Last year, with Justice O'Connor deserting the rest of the Federalism Five, the court ruled 5-4 that a defendant in a wheelchair could file suit under the ADA because he was put on trial in a county courthouse that did not have an elevator. The majority held that Congress could abrogate the state of Tennessee's sovereign immunity under its power to enforce the equality provisions of the 14th Amendment.
Next term, in a case from Georgia, the court will review a ruling by the 11th U.S. Circuit Court of Appeals that Congress did not abrogate the state's immunity to lawsuits by disabled prisoners. If Judge Roberts were to join the court's four conservatives in upholding the appeals court, he could re-energize the federalism revolution.
Judge Roberts has drawn criticism from civil libertarians for joining a recent opinion in which a three-judge panel of the D.C. circuit upheld the Bush administration's procedures for military tribunals to try foreign detainees at the Guantanamo Bay Naval Base in Cuba.
But, the first test of Judge Roberts' attitude toward the president's authority as commander-in-chief would come in a very different context. On Nov. 29 the justices will hear arguments in a case challenging a law that requires law schools that receive federal funds to allow military recruiters on campus.

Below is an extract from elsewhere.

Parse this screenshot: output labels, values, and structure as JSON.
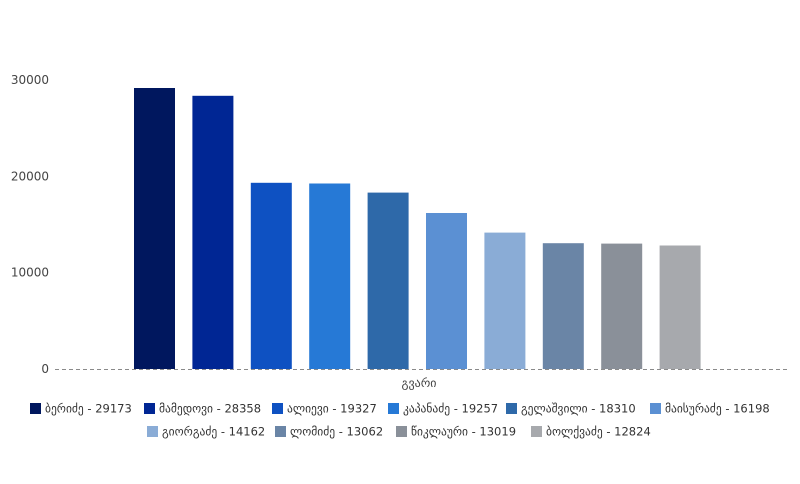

Under a nondiscrimination policy adopted by the American Association of Law Schools, virtually every law school in the nation requires employers to sign a statement affirming that they do not discriminate on the basis of sexual orientation. After law schools turned away military recruiters because of the armed services' policies against homosexuality, Congress passed the so-called Solomon Amendment in 1994 ordering law schools that receive federal funds to welcome military recruiters.
But in 1994 the 3rd U.S. Circuit Court of Appeals in Philadelphia ruled 2-1 that the Solomon Amendment violated the First Amendment rights of the law schools by tying federal aid to the "unconstitutional condition" of violating their principles about nondiscrimination.
In asking the Supreme Court to review the 3rd Circuit ruling, the Bush administration has made two arguments: that the Solomon Amendment does not interfere with free speech because the law schools are free to decline federal funding, and that access for military recruiters is especially important "as we engage in the global war on terrorism."